Weak anti-localization in spin-orbit coupled lattice systems

TL;DR

This paper investigates weak anti-localization phenomena in spin-orbit coupled lattice systems using a two-dimensional Wolff Hamiltonian, revealing unique mechanisms and a crossover to weak localization influenced by Fermi energy and band gap changes.

Contribution

It introduces a novel understanding of WAL in SOC lattices, highlighting the role of interband SOC effects and the crossover behavior, differing from conventional WAL in metals.

Findings

WAL arises in SOC lattices with distinct mechanisms from metals.

Interband SOC effects contribute significantly to WAL.

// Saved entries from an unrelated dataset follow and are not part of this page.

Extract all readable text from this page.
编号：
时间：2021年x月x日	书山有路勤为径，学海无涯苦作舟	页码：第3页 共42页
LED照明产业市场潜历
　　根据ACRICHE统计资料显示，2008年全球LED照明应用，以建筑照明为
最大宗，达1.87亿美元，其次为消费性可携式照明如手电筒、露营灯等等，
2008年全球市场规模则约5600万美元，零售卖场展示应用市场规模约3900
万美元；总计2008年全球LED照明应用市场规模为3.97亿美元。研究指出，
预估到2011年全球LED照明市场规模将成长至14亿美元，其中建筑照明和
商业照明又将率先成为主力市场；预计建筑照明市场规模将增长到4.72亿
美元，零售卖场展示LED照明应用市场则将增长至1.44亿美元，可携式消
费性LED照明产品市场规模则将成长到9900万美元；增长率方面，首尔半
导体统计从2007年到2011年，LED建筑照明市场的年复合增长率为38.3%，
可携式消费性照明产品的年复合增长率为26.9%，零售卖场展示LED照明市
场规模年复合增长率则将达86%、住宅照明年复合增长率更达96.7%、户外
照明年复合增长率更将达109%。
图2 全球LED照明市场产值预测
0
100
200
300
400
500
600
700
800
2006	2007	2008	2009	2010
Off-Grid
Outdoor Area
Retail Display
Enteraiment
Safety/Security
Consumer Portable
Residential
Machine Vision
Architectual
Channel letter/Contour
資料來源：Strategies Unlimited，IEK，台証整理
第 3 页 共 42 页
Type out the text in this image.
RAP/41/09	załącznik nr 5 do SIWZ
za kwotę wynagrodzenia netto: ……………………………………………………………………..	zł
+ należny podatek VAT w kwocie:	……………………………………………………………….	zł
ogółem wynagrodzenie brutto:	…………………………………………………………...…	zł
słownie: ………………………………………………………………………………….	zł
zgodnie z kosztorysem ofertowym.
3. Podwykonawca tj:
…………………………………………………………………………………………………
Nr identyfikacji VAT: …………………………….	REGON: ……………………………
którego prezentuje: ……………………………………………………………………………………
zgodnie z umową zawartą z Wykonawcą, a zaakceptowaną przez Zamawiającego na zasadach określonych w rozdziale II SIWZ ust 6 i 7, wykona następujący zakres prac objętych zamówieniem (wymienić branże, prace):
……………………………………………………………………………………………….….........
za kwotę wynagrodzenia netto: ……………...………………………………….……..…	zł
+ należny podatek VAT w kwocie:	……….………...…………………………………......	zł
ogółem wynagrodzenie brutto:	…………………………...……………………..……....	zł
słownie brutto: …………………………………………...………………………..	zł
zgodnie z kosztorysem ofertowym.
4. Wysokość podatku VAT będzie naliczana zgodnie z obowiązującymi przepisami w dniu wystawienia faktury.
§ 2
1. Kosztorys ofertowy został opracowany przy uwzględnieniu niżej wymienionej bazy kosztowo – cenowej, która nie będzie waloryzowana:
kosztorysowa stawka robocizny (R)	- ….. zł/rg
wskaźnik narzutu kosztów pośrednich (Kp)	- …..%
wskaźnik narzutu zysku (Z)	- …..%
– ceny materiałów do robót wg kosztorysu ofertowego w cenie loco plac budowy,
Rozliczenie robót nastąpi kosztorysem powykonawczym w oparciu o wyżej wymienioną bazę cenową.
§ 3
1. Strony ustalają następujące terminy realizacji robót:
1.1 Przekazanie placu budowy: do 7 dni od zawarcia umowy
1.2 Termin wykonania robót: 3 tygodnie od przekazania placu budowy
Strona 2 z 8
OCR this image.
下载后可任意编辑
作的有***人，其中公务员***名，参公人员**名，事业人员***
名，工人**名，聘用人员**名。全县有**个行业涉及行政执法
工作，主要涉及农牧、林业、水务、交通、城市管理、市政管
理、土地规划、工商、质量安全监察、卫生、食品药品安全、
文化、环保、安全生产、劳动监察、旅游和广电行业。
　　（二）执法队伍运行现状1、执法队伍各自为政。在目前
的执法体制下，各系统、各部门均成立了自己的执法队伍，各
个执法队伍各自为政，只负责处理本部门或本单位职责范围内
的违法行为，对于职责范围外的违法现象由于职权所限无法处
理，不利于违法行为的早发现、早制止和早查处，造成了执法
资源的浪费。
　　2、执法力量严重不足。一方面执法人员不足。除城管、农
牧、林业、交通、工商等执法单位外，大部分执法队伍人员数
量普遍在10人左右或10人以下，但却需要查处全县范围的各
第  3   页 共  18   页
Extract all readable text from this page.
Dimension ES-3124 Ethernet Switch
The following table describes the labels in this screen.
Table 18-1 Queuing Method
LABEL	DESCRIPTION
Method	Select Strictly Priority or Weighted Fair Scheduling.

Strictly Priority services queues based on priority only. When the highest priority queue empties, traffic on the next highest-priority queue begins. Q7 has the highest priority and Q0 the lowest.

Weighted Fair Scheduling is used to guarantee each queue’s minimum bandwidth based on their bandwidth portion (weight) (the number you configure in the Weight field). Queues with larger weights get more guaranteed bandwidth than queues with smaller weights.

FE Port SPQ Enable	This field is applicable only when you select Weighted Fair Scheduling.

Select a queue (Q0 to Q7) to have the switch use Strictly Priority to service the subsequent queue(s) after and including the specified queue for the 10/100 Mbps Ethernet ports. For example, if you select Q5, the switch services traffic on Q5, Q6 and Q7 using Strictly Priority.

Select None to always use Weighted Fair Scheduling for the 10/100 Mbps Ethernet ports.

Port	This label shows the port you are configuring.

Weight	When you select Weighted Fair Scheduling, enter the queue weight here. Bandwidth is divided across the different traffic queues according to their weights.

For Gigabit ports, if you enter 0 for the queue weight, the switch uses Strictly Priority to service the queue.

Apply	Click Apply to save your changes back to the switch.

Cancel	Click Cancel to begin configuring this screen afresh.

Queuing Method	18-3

A crossover from WAL to weak localization occurs with changes in Fermi energy or band gap.

Abstract

The quantum correction to electrical conductivity is studied on the basis of two-dimensional Wolff Hamiltonian, which is an effective model for a spin-orbit coupled (SOC) lattice system. It is shown that weak anti-localization (WAL) arises in SOC lattices, although its mechanism and properties are different from the conventional WAL in normal metals with SOC impurities. The interband SOC effect induces the contribution from the interband singlet Cooperon, which plays a crucial role for WAL in the SOC lattice. It is also shown that there is a crossover from WAL to weak localization in SOC lattices when the Fermi energy or band gap changes. The implications of the present results to Bi-Sb alloys and PbTe under pressure are discussed.